The main thing I want to see moving forward is consistency and predictability. I’ve spent a lot of time teaching beginners Django, and I’ve also been working on django-simple-deploy. Both of those experiences heavily influence my thinking around project structure, and the tooling we offer people out of the box and through the third-party ecosystem.
Teaching and learning Django
Last year, I wrote a series called Django from first principles. It starts with a minimal single-file Django project, and builds a full blog hosting site. New files and directories are only introduced as they’re needed. The end state is a project structure that mostly matches what you get from running startproject. The main feedback I’ve gotten from people who’ve worked through it is that they come away with a much better understanding of why startproject generates the “complex” structure it currently does. (The takeaway isn’t that people should build projects this way. I conclude by stating that people should run startproject with an understanding of why that complexity in project structure is introduced right away.)
I’m a big fan of offering a template that puts one starting app in the main project. It’s surprising and confusing to people that they have to run two separate commands just to get a Django project working. It pushes everyone who teaches Django, formally or informally, into an immediate discussion of “apps” vs “projects”, with nomenclature that predates today’s common understanding of what an app is. It would be very nice to get past this.
Consistency and predictability
I’ve been working on django-simple-deploy for a while now, and it’s been well received. In the course of this work, I wrote a demo flask-simple-deploy, and later a demo fastapi-simple-deploy. I never intended to release these; they were just experiments to see what it would take to build a similar tool in those worlds. It was easy enough to get a toy demo working for both of those projects.

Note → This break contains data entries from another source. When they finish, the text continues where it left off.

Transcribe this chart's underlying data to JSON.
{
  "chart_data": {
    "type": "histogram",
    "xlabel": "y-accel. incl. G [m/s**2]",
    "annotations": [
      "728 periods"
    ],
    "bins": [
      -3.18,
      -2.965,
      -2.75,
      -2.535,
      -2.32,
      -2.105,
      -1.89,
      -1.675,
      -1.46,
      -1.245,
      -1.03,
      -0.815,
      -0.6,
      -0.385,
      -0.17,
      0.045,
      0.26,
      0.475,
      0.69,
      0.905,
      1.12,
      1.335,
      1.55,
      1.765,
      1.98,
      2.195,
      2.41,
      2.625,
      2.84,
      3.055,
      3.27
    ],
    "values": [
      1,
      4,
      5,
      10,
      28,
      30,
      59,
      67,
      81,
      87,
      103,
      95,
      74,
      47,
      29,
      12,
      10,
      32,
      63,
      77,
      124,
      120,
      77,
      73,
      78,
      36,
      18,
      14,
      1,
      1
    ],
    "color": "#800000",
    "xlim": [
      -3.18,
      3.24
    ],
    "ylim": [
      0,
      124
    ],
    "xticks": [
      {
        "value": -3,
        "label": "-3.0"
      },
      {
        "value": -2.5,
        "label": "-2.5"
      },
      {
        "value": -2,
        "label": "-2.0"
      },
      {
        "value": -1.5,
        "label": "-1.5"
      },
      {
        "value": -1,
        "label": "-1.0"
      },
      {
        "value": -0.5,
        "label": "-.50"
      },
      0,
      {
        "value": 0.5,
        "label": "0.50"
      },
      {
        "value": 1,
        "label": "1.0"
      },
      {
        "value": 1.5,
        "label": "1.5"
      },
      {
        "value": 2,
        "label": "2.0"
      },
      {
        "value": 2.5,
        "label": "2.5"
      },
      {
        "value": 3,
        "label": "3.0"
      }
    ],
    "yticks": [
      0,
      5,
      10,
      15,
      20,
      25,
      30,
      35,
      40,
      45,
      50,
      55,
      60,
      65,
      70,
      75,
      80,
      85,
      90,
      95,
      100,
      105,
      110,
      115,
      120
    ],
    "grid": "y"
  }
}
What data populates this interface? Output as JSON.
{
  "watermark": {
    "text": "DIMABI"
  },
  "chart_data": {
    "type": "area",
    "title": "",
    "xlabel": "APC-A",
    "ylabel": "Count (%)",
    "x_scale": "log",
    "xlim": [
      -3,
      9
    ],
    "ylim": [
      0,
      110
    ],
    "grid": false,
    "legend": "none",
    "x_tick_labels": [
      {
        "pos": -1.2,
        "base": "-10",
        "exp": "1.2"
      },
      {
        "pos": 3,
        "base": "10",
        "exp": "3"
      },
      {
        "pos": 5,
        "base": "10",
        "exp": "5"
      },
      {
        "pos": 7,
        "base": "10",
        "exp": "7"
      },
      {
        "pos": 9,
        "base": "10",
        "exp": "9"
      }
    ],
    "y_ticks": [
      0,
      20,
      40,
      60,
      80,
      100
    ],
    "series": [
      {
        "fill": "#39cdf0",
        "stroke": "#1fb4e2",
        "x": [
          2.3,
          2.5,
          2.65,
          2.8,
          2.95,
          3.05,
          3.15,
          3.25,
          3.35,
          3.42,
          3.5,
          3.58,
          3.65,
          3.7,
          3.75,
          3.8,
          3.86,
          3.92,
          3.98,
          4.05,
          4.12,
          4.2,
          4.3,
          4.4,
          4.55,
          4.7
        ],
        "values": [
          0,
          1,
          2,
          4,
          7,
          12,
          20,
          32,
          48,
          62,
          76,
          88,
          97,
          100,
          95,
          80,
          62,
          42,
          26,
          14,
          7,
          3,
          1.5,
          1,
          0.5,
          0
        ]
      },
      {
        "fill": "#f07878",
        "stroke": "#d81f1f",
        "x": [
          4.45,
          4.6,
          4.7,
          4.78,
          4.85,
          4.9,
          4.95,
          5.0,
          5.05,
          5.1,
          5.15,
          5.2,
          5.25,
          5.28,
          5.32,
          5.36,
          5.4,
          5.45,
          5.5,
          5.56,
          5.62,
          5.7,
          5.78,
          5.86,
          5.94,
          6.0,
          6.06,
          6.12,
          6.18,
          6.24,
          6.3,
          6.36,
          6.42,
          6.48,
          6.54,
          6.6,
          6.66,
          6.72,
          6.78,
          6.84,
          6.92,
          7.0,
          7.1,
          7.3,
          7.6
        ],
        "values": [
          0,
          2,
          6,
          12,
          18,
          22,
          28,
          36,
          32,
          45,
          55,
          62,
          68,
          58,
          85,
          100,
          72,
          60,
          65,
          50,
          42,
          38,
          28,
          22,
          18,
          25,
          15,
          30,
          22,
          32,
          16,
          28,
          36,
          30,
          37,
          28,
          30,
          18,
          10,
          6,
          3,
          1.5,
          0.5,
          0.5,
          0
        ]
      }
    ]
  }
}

However, it would have been much harder to build out a meaningful real-world version of either project, because there’s less consistency in overall project structure in those worlds.
I really don’t want to see an explosion in different kinds of project structures in the Django world. We gain a lot by having consistency across projects. There will always be variety in project structures, but the more we stay within some well-known patterns, the better off we all are. I wonder how many third-party packages base some of their functionality off of known consistent patterns in Django project structure.
I’m wary of a single-file template that doesn’t offer a clear path toward a known project structure. I don’t want to see Django turn into Flask because we start offering a single-file project template, and then leave those users to figure out effective web app project structure for themselves. One of the reasons I keep an eye on nanodjango is because of the convert command. You start with a single file, but when you want to break out of that you run convert and move to a predictable, consistent project structure.
Opinions are good, and I’ve always loved Django because it contains the opinions of people much more experienced than I am. Let’s continue to evolve, but let’s continue to steer people toward opinionated approaches as well.